Квиллер бросил взгляд на дальнюю стену:
– Я вижу, герб Макинтошей никто не купил. – Он решил не говорить, что тот ему снился.
– Герб все еще здесь и ждет вас. По-моему, вы предназначены друг для друга. Когда тот самый покупатель находит ту самую вещь, происходит нечто таинственное – они словно влюбляются. Я вижу искры страсти между вами и этим железом.
Он поглядел на Мэри и понял, что она не шутит.

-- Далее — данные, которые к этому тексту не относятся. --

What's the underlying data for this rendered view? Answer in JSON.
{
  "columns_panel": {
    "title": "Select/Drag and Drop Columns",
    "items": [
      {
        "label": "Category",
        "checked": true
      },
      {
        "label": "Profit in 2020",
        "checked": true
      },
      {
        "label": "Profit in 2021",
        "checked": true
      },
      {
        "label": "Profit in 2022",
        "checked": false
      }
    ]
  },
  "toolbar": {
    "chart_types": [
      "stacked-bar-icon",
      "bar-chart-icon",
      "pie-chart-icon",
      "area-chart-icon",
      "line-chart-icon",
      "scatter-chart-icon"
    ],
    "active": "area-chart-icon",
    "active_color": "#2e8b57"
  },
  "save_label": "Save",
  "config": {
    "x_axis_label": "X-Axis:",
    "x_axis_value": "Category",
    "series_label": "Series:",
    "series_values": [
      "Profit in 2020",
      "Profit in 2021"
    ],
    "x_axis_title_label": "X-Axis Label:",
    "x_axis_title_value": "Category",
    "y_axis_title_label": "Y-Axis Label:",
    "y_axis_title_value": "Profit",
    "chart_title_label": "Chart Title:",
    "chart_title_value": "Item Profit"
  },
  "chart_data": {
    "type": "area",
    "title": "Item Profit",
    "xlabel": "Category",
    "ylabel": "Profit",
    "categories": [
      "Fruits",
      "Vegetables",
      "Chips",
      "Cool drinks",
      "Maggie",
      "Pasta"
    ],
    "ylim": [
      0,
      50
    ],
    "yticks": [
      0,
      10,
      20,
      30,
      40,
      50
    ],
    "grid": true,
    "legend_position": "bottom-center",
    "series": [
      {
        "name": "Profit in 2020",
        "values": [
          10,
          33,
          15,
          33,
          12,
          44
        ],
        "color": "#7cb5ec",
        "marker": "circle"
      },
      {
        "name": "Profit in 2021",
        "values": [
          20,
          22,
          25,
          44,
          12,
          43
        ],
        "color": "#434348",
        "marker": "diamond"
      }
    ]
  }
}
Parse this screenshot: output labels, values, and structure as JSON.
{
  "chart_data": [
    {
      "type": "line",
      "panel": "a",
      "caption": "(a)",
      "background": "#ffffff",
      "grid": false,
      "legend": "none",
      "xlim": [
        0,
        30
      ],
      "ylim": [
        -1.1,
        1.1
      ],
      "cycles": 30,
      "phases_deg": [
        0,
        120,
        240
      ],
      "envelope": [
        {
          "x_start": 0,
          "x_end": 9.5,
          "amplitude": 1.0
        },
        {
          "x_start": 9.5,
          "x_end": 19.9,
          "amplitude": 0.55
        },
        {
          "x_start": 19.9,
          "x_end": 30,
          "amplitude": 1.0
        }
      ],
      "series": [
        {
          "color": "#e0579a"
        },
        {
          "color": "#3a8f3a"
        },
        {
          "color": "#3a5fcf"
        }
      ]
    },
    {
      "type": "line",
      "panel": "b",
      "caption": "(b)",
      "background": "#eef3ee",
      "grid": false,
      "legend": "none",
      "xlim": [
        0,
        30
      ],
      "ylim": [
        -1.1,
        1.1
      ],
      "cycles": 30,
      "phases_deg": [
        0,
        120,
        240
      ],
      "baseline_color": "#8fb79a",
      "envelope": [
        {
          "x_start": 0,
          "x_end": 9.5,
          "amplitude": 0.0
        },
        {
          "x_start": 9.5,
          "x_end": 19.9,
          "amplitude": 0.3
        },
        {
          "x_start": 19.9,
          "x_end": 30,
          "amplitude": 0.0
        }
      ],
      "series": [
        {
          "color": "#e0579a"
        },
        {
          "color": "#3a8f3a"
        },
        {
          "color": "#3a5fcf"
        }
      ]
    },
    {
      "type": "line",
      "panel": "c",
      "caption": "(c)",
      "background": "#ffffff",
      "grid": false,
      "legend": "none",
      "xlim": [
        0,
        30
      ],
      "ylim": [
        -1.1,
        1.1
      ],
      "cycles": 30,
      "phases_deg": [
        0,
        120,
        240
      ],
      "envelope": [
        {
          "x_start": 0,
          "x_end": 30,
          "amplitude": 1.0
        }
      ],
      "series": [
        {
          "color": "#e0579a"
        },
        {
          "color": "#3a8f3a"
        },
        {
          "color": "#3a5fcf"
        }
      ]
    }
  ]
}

Подергал усы, говоря себе, что сто двадцать пять долларов – это два костюма.
Мисс Дакворт сказала:
– Не обязательно платить за него до Рождества. Почему бы вам не взять его домой и не наслаждаться им на праздниках? Здесь он просто собирает пыль.
– Хорошо! – неожиданно для себя решился журналист. – Я дам вам двадцать долларов в залог. – Он покатил круглый герб к парадной двери.
– Вы справитесь сами? Может, попросите Си-Си помочь вам затащить его наверх? – предложила она. – И не уроните герб на ногу!
Квиллер со своим грузом уже спускался по ступенькам.
Когда журналист с неожиданным приобретением добрался до прихожей Коббов и остановился, чтобы перевести дух, он услышал доносившийся из магазина голос Си-Си.
– Да ты не отличишь черного ореха от дыры в собственной голове! – кричал антиквар. – Лучше сразу признай это!
– Если это черный орех, я съем свой костыль. А ты известный жучила! Дам тебе двадцать баксов и ни цента больше!
Квиллер сам героически поднял герб к себе в комнату.
Коты спали в кресле – переплелись, как инь и ян, – и журналист не стал их беспокоить. Он приставил реликвию Макинтошей к стене и вышел, надеясь, что успеет сделать еще несколько дел. Надо бы зайти в магазин Бена, но сначала Квиллеру хотелось встретиться с разговорчивой Сильвией Катценхайд. Ему нравились словоохотливые субъекты: они так облегчали его работу!
Добравшись до «Всякой всячины», журналист придержал дверь, пропуская хорошо одетого мужчину, выходившего с объемистой покупкой, завернутой в газету; из импровизированной упаковки во все стороны торчали какие-то черные шланги. В самом магазине покупательница торговалась из-за кресла, сделанного из автомобильных шин.
– Милая моя, – отвечала ей Сильвия, – возраст и действительная стоимость не имеют значения. Всякая всячина и есть всякая всячина: остроумие и экстравагантность плюс немного вождения за нос. Либо вы усекаете, либо нет, как сказал бы мой сын.
Миссис Катценхайд оказалась приятной, ухоженной, уверенной в себе женщиной, которая держалась как сорокалетняя, хотя наверняка разменяла уже шестой десяток. Квиллер видел много таких рядовых женского вспомогательного корпуса в Художественном музее – все одинаковые, все в хорошо сшитых твидовых костюмах, блузках из джерси, все при золотых цепочках и в туфлях из крокодиловой кожи. В качестве небольшого чудачества, без которого в Хламтауне, похоже, нельзя было обойтись, Сильвия добавила к этому набору черные хлопковые чулки.